Ev Sağlığın ŞüPhe duyduğunuzda, Bağırın! Anksiyete ile mücadelede 8 İpuçları İlaçsız Kaygı ile Savaşmanın 8 Etkili Yolu [SET:descriptiontr]Ancak anksiyete ilaçları bu ortak durumla yardımcı olabilir, yan etkiler sizi etkiliyor olabilir.

ŞüPhe duyduğunuzda, Bağırın! Anksiyete ile mücadelede 8 İpuçları İlaçsız Kaygı ile Savaşmanın 8 Etkili Yolu [SET:descriptiontr]Ancak anksiyete ilaçları bu ortak durumla yardımcı olabilir, yan etkiler sizi etkiliyor olabilir.

İçindekiler:

Anonim

İş, fatura, aile ve sağlıklı kalmaya çalışmak arasında günlük hayat basınçları sizi endişeli bir karmaşaya dönüştürür. Belki endişeli bir yetişkine dönüşen endişeli bir çocuktun, yoksa daha sonra hayatta endişe uyandırdın. Belirtilerin başladığı zamana bakılmaksızın, zihninizin aşırı yüklenmiş olması mümkündür ve halının altında olduğunuzu her zaman beklemektedir.

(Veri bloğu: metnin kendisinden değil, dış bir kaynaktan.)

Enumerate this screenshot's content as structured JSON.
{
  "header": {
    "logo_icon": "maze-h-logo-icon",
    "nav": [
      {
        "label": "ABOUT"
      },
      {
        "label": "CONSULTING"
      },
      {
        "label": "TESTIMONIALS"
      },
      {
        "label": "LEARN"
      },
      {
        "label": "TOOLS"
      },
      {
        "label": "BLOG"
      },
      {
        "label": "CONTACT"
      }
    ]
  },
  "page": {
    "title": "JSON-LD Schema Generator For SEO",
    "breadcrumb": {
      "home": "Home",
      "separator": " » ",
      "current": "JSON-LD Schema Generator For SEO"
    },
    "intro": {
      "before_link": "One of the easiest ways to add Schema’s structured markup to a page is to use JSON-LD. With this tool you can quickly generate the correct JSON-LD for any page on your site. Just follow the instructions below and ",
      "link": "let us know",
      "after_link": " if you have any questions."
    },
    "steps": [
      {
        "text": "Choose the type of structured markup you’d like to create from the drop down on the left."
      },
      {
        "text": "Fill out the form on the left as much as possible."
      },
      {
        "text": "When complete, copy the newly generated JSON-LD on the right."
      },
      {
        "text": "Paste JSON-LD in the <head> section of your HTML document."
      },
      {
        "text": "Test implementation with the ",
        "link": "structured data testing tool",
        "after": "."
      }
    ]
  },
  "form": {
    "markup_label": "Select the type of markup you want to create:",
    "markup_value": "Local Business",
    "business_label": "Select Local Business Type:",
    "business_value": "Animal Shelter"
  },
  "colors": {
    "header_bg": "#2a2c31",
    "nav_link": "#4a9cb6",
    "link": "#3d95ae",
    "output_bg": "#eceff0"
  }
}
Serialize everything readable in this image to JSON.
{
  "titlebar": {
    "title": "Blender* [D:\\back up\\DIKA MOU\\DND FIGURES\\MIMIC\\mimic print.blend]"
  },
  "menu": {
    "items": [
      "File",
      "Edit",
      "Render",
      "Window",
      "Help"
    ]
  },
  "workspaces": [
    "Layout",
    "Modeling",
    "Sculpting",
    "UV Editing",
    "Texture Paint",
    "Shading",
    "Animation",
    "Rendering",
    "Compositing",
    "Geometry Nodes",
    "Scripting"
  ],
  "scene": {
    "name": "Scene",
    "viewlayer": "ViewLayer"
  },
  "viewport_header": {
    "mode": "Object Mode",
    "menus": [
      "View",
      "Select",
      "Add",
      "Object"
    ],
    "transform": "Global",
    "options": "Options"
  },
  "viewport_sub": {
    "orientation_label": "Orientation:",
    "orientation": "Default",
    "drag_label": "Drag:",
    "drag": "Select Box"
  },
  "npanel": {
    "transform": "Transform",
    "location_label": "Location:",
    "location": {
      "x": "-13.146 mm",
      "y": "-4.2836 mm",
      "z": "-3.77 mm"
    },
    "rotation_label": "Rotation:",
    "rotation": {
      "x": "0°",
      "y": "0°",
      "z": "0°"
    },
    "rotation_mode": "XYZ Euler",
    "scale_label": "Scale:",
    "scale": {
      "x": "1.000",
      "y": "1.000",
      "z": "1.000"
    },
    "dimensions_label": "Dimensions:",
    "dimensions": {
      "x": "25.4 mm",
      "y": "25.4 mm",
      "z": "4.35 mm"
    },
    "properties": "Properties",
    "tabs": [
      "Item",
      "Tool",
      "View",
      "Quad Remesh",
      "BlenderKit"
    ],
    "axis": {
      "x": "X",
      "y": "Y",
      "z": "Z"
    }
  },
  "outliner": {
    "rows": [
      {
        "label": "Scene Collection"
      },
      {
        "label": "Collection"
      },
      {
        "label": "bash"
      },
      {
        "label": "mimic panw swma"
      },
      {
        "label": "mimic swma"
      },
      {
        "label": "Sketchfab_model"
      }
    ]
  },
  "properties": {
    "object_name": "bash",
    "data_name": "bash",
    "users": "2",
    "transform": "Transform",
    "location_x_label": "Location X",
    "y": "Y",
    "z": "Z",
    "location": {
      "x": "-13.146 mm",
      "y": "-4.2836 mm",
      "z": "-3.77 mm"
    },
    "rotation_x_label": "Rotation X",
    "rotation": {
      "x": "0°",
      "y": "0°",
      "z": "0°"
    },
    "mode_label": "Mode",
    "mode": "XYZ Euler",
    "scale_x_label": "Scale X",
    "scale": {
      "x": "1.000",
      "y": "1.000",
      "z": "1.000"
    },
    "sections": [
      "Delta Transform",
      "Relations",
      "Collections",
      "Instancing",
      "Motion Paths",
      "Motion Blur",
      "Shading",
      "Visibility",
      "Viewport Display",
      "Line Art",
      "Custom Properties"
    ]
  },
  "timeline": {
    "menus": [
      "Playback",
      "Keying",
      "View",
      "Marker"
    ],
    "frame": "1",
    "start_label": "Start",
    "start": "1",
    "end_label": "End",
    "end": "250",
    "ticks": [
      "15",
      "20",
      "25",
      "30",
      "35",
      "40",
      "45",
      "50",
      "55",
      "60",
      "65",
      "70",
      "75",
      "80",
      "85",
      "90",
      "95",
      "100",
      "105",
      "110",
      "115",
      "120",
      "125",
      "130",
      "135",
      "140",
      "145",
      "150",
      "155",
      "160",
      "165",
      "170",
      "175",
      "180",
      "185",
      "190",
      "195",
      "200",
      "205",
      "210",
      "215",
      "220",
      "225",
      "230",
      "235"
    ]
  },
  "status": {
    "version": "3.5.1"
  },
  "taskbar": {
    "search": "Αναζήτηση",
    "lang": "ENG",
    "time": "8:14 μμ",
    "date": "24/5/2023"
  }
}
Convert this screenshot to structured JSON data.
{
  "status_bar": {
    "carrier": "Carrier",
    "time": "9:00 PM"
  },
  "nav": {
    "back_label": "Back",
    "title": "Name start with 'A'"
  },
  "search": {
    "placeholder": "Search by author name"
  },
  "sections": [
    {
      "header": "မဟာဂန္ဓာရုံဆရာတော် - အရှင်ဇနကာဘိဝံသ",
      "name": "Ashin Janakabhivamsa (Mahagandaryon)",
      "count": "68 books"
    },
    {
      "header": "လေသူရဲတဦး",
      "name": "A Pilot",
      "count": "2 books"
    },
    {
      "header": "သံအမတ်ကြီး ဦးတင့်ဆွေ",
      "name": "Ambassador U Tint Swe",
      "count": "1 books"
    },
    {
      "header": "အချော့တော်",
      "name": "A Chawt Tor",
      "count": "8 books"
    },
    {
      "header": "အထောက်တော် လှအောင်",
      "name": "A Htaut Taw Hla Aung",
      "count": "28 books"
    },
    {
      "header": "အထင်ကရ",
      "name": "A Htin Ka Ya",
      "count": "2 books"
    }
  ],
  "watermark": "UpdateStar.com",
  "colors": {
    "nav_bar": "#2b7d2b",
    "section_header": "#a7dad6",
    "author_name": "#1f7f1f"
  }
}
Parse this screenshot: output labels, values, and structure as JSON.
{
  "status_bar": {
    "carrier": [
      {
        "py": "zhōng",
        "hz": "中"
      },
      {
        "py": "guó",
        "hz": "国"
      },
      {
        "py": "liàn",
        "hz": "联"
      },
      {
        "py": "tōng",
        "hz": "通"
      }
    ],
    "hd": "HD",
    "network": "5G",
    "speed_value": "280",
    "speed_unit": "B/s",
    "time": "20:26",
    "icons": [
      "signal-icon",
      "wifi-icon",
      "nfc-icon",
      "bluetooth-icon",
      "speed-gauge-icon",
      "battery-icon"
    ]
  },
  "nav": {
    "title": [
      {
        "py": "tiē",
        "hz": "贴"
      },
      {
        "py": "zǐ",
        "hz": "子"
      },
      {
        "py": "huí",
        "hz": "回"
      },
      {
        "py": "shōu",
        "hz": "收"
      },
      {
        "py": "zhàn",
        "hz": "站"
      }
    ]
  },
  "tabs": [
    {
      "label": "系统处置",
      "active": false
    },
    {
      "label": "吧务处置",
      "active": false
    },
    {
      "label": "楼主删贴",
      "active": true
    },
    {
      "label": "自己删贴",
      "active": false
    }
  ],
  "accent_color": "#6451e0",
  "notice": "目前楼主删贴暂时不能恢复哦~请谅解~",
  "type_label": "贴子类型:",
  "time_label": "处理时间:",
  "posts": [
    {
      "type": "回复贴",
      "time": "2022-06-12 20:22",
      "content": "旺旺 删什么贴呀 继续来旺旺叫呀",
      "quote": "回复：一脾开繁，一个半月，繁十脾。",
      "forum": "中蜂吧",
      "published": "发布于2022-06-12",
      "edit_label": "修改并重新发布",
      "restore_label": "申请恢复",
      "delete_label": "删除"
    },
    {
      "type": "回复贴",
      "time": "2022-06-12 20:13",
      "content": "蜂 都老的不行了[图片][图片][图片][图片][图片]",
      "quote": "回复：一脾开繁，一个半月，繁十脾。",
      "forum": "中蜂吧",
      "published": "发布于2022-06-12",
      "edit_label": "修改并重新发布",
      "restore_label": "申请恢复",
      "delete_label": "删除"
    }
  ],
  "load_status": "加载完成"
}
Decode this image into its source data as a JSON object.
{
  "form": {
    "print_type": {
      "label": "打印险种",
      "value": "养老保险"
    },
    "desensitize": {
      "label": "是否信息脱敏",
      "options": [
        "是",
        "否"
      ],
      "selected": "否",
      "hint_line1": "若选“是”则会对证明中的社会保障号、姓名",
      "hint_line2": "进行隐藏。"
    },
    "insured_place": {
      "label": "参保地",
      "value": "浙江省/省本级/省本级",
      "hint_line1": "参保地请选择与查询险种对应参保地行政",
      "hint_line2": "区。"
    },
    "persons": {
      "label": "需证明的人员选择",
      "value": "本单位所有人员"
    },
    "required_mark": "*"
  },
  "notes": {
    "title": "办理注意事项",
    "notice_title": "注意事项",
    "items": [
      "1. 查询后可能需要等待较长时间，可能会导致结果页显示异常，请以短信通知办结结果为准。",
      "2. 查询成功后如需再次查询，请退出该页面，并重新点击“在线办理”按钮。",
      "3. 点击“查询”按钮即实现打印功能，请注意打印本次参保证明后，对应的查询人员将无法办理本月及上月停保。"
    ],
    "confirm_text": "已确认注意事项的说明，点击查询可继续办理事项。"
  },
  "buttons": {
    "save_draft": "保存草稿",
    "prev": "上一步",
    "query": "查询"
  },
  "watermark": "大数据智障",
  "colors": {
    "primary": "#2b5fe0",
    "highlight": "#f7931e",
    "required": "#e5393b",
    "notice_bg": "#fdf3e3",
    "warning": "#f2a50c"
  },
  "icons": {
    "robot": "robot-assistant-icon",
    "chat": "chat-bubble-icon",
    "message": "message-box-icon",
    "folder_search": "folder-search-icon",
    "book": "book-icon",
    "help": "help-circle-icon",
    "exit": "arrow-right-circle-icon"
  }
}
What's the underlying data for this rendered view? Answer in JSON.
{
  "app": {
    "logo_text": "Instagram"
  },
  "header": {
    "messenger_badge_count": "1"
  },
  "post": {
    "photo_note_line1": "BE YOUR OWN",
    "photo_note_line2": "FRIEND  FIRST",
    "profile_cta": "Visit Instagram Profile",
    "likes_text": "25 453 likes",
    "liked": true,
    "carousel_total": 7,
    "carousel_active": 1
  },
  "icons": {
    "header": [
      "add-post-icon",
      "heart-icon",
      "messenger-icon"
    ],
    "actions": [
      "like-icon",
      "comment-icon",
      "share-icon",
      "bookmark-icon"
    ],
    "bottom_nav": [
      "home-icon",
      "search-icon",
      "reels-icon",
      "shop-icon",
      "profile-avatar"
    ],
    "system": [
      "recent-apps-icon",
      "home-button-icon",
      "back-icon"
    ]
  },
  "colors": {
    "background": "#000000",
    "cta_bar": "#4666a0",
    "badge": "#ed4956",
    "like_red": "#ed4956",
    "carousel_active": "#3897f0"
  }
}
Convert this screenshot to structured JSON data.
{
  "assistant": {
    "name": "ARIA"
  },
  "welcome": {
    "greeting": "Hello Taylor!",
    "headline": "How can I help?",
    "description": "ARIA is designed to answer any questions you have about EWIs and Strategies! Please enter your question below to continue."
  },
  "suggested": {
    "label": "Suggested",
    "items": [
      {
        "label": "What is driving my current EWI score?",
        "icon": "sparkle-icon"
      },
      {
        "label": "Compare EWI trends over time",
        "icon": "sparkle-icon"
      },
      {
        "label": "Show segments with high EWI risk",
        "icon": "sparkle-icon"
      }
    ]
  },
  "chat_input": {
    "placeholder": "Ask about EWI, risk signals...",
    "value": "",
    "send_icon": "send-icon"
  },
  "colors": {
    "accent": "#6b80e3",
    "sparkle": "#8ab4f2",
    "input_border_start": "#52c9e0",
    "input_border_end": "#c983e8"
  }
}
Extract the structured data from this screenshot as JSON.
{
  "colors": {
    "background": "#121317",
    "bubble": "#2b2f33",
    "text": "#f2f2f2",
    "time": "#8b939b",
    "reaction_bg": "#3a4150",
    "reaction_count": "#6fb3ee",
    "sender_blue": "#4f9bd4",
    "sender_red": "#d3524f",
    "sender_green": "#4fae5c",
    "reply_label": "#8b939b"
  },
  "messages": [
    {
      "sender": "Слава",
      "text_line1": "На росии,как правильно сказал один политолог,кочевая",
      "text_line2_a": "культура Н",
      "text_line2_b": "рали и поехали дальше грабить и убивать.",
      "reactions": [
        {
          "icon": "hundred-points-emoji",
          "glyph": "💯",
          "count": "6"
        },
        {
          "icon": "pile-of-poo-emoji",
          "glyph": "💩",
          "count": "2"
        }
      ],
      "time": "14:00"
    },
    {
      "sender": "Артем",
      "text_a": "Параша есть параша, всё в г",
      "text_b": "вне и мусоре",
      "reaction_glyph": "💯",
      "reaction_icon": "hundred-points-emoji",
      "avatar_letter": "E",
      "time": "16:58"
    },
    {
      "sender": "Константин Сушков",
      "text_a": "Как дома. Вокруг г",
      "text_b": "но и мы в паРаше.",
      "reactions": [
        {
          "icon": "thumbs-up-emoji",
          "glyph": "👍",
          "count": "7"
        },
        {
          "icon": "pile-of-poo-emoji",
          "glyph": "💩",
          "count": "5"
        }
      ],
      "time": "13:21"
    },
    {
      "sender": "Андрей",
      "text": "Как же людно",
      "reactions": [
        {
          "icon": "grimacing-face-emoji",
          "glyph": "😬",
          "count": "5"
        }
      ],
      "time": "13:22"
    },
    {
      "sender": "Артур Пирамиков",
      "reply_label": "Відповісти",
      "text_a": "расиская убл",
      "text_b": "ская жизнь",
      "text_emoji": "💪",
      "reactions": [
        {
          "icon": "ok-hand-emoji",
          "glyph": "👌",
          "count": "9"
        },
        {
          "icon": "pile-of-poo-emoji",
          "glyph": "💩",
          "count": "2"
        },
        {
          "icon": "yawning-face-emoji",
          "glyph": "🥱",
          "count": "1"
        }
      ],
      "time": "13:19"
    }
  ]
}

Yalnız değilsin. Amerika Kaygı ve Depresyon Derneği'ne göre anksiyete bozuklukları, Amerika Birleşik Devletleri'ndeki en yaygın akıl hastalığı olup, 40 milyon erişkiyi etkilemektedir. Birçokları rahatlamak isteyen gibi, yardım için ilaç tedavisine dönüşmüş olabilirsiniz. Antipseksüel ilaçlar endişenizi hafifletebilirse de, huzur, yan etki şeklinde bir fiyat etiketiyle birlikte gelebilir. Uyku problemi, libido azalması, atlama ve açlık artışı kaygıları uyuşturucu ile tedavi etmenin en sık görülen sakıncalarıdır.

advertisingAdvertisement

İyi haber şu ki hapları patlatmak korkularını ve sinirlerini kontrol altına almanın tek yolu değil. İşte ilaçsız anksiyete ile savaşmanın sekiz basit ve etkili yolu.

1. Bağır dışarı

Güvenilir bir arkadaşıyla konuşmak, kaygıyla baş edebilmenin bir yoludur. Ancak konuşmaktan daha iyi bir şey var: akciğerlerinizin üst kısmında çığlık atıyor. Çocukken muhtemelen bağırmaman öğretildi ve "iç sesini kullan" demiştin. "Fakat bir yetişkin olarak kendi kurallarınızı yapabilirsiniz. Bu yüzden bastırılmış hayal kırıklıkları ve endişe ile uğraşıyorsanız, bırakın.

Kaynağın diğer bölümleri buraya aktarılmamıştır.